Gemini 2.5 Flash is designed for applications requiring fast multimodal processing at scale, such as content moderation systems that need to analyze text, images, and videos quickly. Its large context window and speed make it suitable for processing lengthy multimodal documents, customer service chatbots handling mixed media inputs, and real-time applications like live audio transcription or image analysis. The model's lightweight positioning makes it cost-effective for high-volume batch processing tasks, automated content classification, and applications where rapid response times matter more than maximum reasoning depth. Its video and audio capabilities enable use cases like media analysis, educational content processing, and accessibility applications.

Frequently Asked Questions

How much does Gemini 2.5 Flash cost per million tokens?

Gemini 2.5 Flash pricing varies by provider and may differ for input versus output tokens. Check the pricing table above for current rates across all available providers.
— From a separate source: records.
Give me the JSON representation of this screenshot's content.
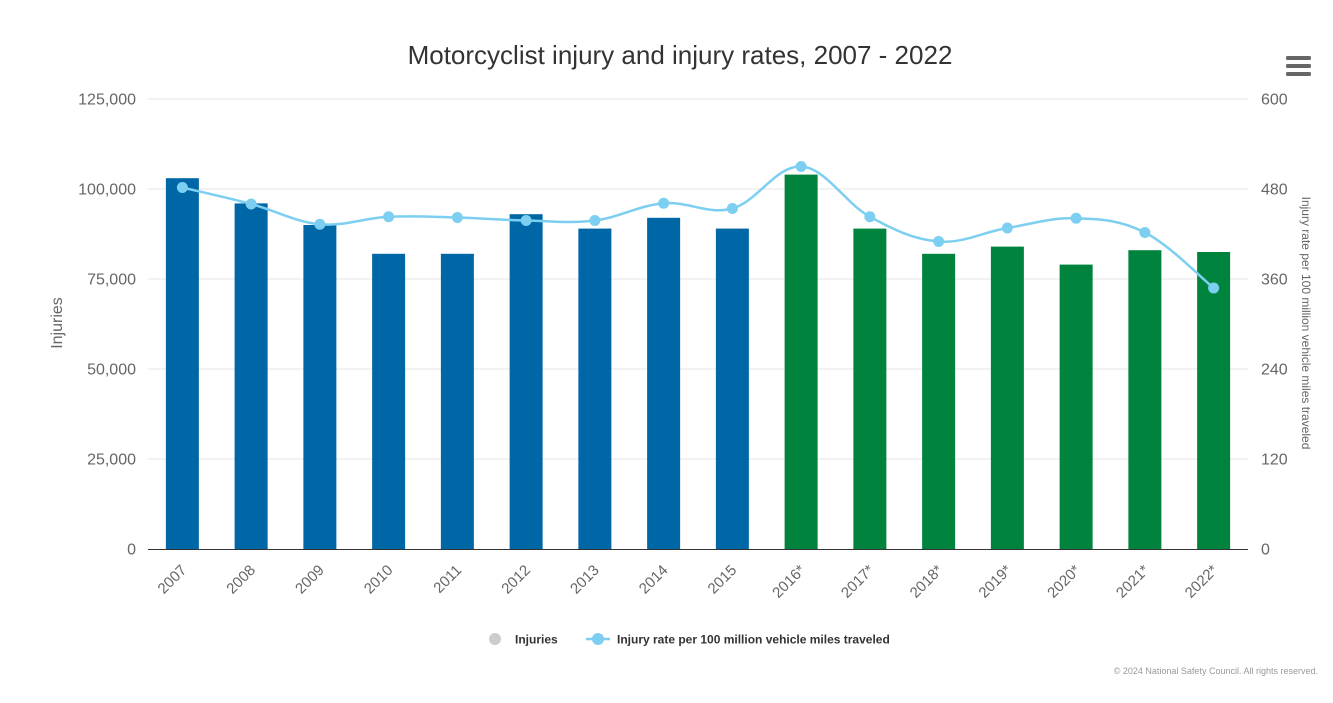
{
  "chart_data": {
    "type": "bar",
    "title": "Motorcyclist injury and injury rates, 2007 - 2022",
    "categories": [
      "2007",
      "2008",
      "2009",
      "2010",
      "2011",
      "2012",
      "2013",
      "2014",
      "2015",
      "2016*",
      "2017*",
      "2018*",
      "2019*",
      "2020*",
      "2021*",
      "2022*"
    ],
    "series": [
      {
        "name": "Injuries",
        "type": "bar",
        "axis": "left",
        "values": [
          103000,
          96000,
          90000,
          82000,
          82000,
          93000,
          89000,
          92000,
          89000,
          104000,
          89000,
          82000,
          84000,
          79000,
          83000,
          82500
        ]
      },
      {
        "name": "Injury rate per 100 million vehicle miles traveled",
        "type": "line",
        "axis": "right",
        "values": [
          482,
          460,
          433,
          443,
          442,
          438,
          438,
          461,
          454,
          510,
          443,
          410,
          428,
          441,
          422,
          348
        ]
      }
    ],
    "bar_colors": {
      "historic": "#0067a6",
      "estimated": "#00843d"
    },
    "estimated_from_index": 9,
    "line_color": "#7ccff0",
    "ylabel": "Injuries",
    "ylabel_right": "Injury rate per 100 million vehicle miles traveled",
    "ylim": [
      0,
      125000
    ],
    "ylim_right": [
      0,
      600
    ],
    "yticks": [
      "0",
      "25,000",
      "50,000",
      "75,000",
      "100,000",
      "125,000"
    ],
    "yticks_right": [
      "0",
      "120",
      "240",
      "360",
      "480",
      "600"
    ],
    "grid": true,
    "legend": "bottom-center"
  },
  "legend": {
    "bar_label": "Injuries",
    "line_label": "Injury rate per 100 million vehicle miles traveled",
    "bar_swatch_color": "#cccccc"
  },
  "credits": "© 2024 National Safety Council. All rights reserved.",
  "menu": {
    "icon": "hamburger-menu-icon"
  }
}
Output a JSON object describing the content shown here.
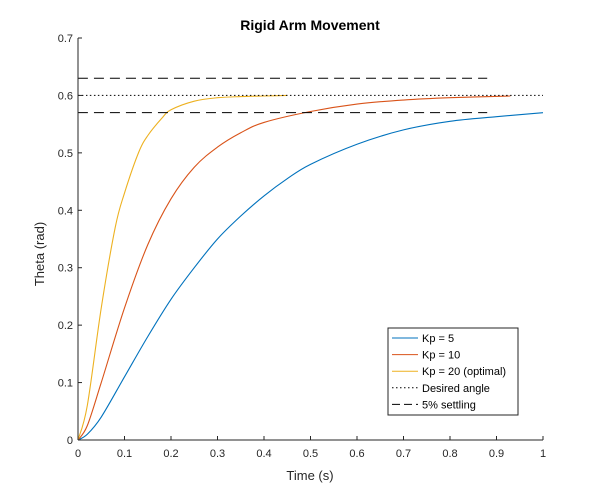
{
  "chart_data": {
    "type": "line",
    "title": "Rigid Arm Movement",
    "xlabel": "Time (s)",
    "ylabel": "Theta (rad)",
    "xlim": [
      0,
      1
    ],
    "ylim": [
      0,
      0.7
    ],
    "xticks": [
      "0",
      "0.1",
      "0.2",
      "0.3",
      "0.4",
      "0.5",
      "0.6",
      "0.7",
      "0.8",
      "0.9",
      "1"
    ],
    "yticks": [
      "0",
      "0.1",
      "0.2",
      "0.3",
      "0.4",
      "0.5",
      "0.6",
      "0.7"
    ],
    "grid": false,
    "legend_position": "bottom-right",
    "series": [
      {
        "name": "Kp = 5",
        "color": "#0072BD",
        "style": "solid",
        "x": [
          0,
          0.02,
          0.05,
          0.1,
          0.15,
          0.2,
          0.25,
          0.3,
          0.35,
          0.4,
          0.45,
          0.5,
          0.6,
          0.7,
          0.8,
          0.9,
          1.0
        ],
        "y": [
          0,
          0.01,
          0.04,
          0.11,
          0.18,
          0.245,
          0.3,
          0.35,
          0.39,
          0.425,
          0.455,
          0.48,
          0.515,
          0.54,
          0.555,
          0.563,
          0.57
        ]
      },
      {
        "name": "Kp = 10",
        "color": "#D95319",
        "style": "solid",
        "x": [
          0,
          0.02,
          0.05,
          0.1,
          0.15,
          0.2,
          0.25,
          0.3,
          0.35,
          0.4,
          0.5,
          0.6,
          0.7,
          0.8,
          0.93
        ],
        "y": [
          0,
          0.025,
          0.1,
          0.23,
          0.34,
          0.42,
          0.475,
          0.51,
          0.535,
          0.553,
          0.572,
          0.585,
          0.592,
          0.596,
          0.599
        ]
      },
      {
        "name": "Kp = 20 (optimal)",
        "color": "#EDB120",
        "style": "solid",
        "x": [
          0,
          0.02,
          0.05,
          0.08,
          0.1,
          0.13,
          0.15,
          0.18,
          0.2,
          0.25,
          0.3,
          0.35,
          0.4,
          0.45
        ],
        "y": [
          0,
          0.06,
          0.23,
          0.37,
          0.43,
          0.5,
          0.53,
          0.56,
          0.575,
          0.59,
          0.596,
          0.598,
          0.599,
          0.6
        ]
      },
      {
        "name": "Desired angle",
        "color": "#000000",
        "style": "dotted",
        "x": [
          0,
          1
        ],
        "y": [
          0.6,
          0.6
        ]
      },
      {
        "name": "5% settling",
        "color": "#000000",
        "style": "dashed",
        "x": [
          0,
          0.88
        ],
        "y": [
          0.63,
          0.63
        ]
      },
      {
        "name": "",
        "color": "#000000",
        "style": "dashed",
        "x": [
          0,
          0.88
        ],
        "y": [
          0.57,
          0.57
        ]
      }
    ]
  }
}
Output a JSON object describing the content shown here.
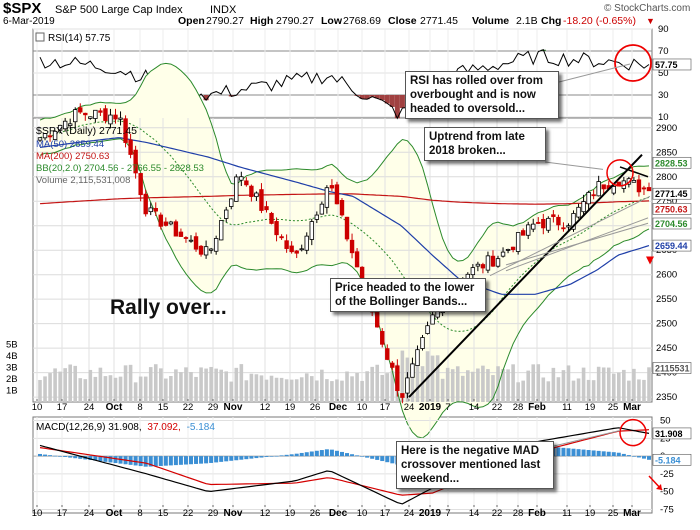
{
  "header": {
    "symbol": "$SPX",
    "name": "S&P 500 Large Cap Index",
    "exchange": "INDX",
    "date": "6-Mar-2019",
    "open_label": "Open",
    "open": "2790.27",
    "high_label": "High",
    "high": "2790.27",
    "low_label": "Low",
    "low": "2768.69",
    "close_label": "Close",
    "close": "2771.45",
    "volume_label": "Volume",
    "volume": "2.1B",
    "chg_label": "Chg",
    "chg": "-18.20 (-0.65%)",
    "chg_arrow": "▼",
    "copyright": "© StockCharts.com"
  },
  "rsi_panel": {
    "label": "RSI(14) 57.75",
    "axis_ticks": [
      "90",
      "70",
      "50",
      "30",
      "10"
    ],
    "current_value_badge": "57.75",
    "callout_text": "RSI has rolled over from overbought and is now headed to oversold..."
  },
  "price_panel": {
    "legend": {
      "title": "$SPX (Daily) 2771.45",
      "ma50": "MA(50) 2659.44",
      "ma200": "MA(200) 2750.63",
      "bb": "BB(20,2.0) 2704.56 - 2766.55 - 2828.53",
      "volume": "Volume 2,115,531,008"
    },
    "axis_ticks": [
      "2900",
      "2850",
      "2800",
      "2750",
      "2700",
      "2650",
      "2600",
      "2550",
      "2500",
      "2450",
      "2400",
      "2350"
    ],
    "volume_ticks": [
      "5B",
      "4B",
      "3B",
      "2B",
      "1B"
    ],
    "value_badges": {
      "bb_upper": "2828.53",
      "close": "2771.45",
      "ma200": "2750.63",
      "bb_lower": "2704.56",
      "ma50": "2659.44",
      "volume": "2115531"
    },
    "callouts": {
      "uptrend": "Uptrend from late 2018 broken...",
      "bollinger": "Price headed to the lower of the Bollinger Bands...",
      "rally": "Rally over..."
    },
    "colors": {
      "up": "#000000",
      "down": "#cc0000",
      "ma50": "#1f3fa8",
      "ma200": "#c41515",
      "bb": "#2b8a2b",
      "bb_mid": "#2b8a2b",
      "volume": "#c9c9c9",
      "band_fill": "#ffffe9"
    }
  },
  "macd_panel": {
    "label": "MACD(12,26,9) 31.908, 37.092, -5.184",
    "label_prefix": "MACD(12,26,9) 31.908,",
    "label_signal": "37.092,",
    "label_hist": "-5.184",
    "axis_ticks": [
      "50",
      "25",
      "0",
      "-25",
      "-50",
      "-75"
    ],
    "value_badges": {
      "macd": "31.908",
      "hist": "-5.184"
    },
    "callout_text": "Here is the negative MAD crossover mentioned last weekend...",
    "colors": {
      "macd": "#000000",
      "signal": "#d40000",
      "histogram": "#3b8fd4"
    }
  },
  "x_axis": [
    "10",
    "17",
    "24",
    "Oct",
    "8",
    "15",
    "22",
    "29",
    "Nov",
    "12",
    "19",
    "26",
    "Dec",
    "10",
    "17",
    "24",
    "2019",
    "7",
    "14",
    "22",
    "28",
    "Feb",
    "11",
    "19",
    "25",
    "Mar"
  ],
  "chart_data": [
    {
      "type": "line",
      "title": "RSI(14)",
      "ylim": [
        10,
        90
      ],
      "x": [
        "2018-09-10",
        "2018-10-01",
        "2018-10-29",
        "2018-12-03",
        "2018-12-24",
        "2019-01-02",
        "2019-02-01",
        "2019-03-06"
      ],
      "series": [
        {
          "name": "RSI(14)",
          "values": [
            62,
            55,
            30,
            48,
            12,
            45,
            65,
            57.75
          ]
        }
      ]
    },
    {
      "type": "line",
      "title": "$SPX (Daily) 2771.45",
      "ylim": [
        2340,
        2920
      ],
      "x": [
        "2018-09-10",
        "2018-09-21",
        "2018-10-03",
        "2018-10-11",
        "2018-10-29",
        "2018-11-07",
        "2018-11-23",
        "2018-12-03",
        "2018-12-10",
        "2018-12-24",
        "2019-01-02",
        "2019-01-10",
        "2019-01-22",
        "2019-02-01",
        "2019-02-11",
        "2019-02-19",
        "2019-02-25",
        "2019-03-06"
      ],
      "series": [
        {
          "name": "$SPX (Daily)",
          "values": [
            2880,
            2930,
            2925,
            2730,
            2640,
            2810,
            2630,
            2790,
            2640,
            2350,
            2510,
            2595,
            2640,
            2705,
            2710,
            2780,
            2795,
            2771.45
          ]
        },
        {
          "name": "MA(50)",
          "values": [
            2860,
            2870,
            2880,
            2870,
            2840,
            2820,
            2790,
            2770,
            2760,
            2700,
            2640,
            2590,
            2560,
            2560,
            2580,
            2610,
            2640,
            2659.44
          ]
        },
        {
          "name": "MA(200)",
          "values": [
            2745,
            2750,
            2755,
            2757,
            2760,
            2762,
            2764,
            2765,
            2765,
            2760,
            2752,
            2748,
            2745,
            2744,
            2745,
            2747,
            2749,
            2750.63
          ]
        }
      ]
    },
    {
      "type": "line",
      "title": "MACD(12,26,9)",
      "ylim": [
        -80,
        55
      ],
      "x": [
        "2018-09-10",
        "2018-10-11",
        "2018-10-29",
        "2018-11-23",
        "2018-12-03",
        "2018-12-24",
        "2019-01-02",
        "2019-02-01",
        "2019-02-25",
        "2019-03-06"
      ],
      "series": [
        {
          "name": "MACD",
          "values": [
            15,
            -25,
            -50,
            -35,
            -20,
            -68,
            -45,
            20,
            40,
            31.908
          ]
        },
        {
          "name": "Signal",
          "values": [
            12,
            -10,
            -40,
            -38,
            -30,
            -55,
            -52,
            5,
            35,
            37.092
          ]
        },
        {
          "name": "Histogram",
          "values": [
            3,
            -15,
            -10,
            3,
            10,
            -13,
            7,
            15,
            5,
            -5.184
          ]
        }
      ]
    }
  ]
}
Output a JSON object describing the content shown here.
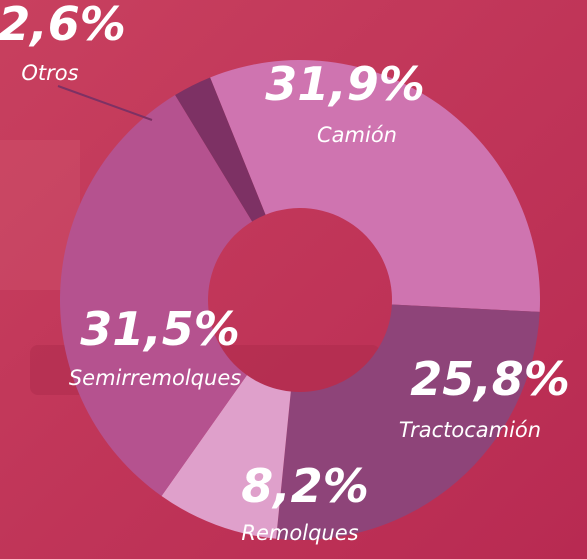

What is Gemini 2.5 Flash best used for?

Gemini 2.5 Flash excels at fast multimodal processing tasks requiring text, image, video, and audio analysis. Its speed and large context window make it ideal for content moderation, customer service applications, media analysis, and high-volume batch processing where cost efficiency matters more than maximum reasoning capability.

How does Gemini 2.5 Flash compare to other lightweight models?

Gemini 2.5 Flash stands out among lightweight models with its comprehensive four-modality support including video and audio, plus a large 1M token context window. It offers competitive speed at 186.54 tokens per second and low 435ms latency, making it suitable for real-time applications that other lightweight models may not handle as effectively.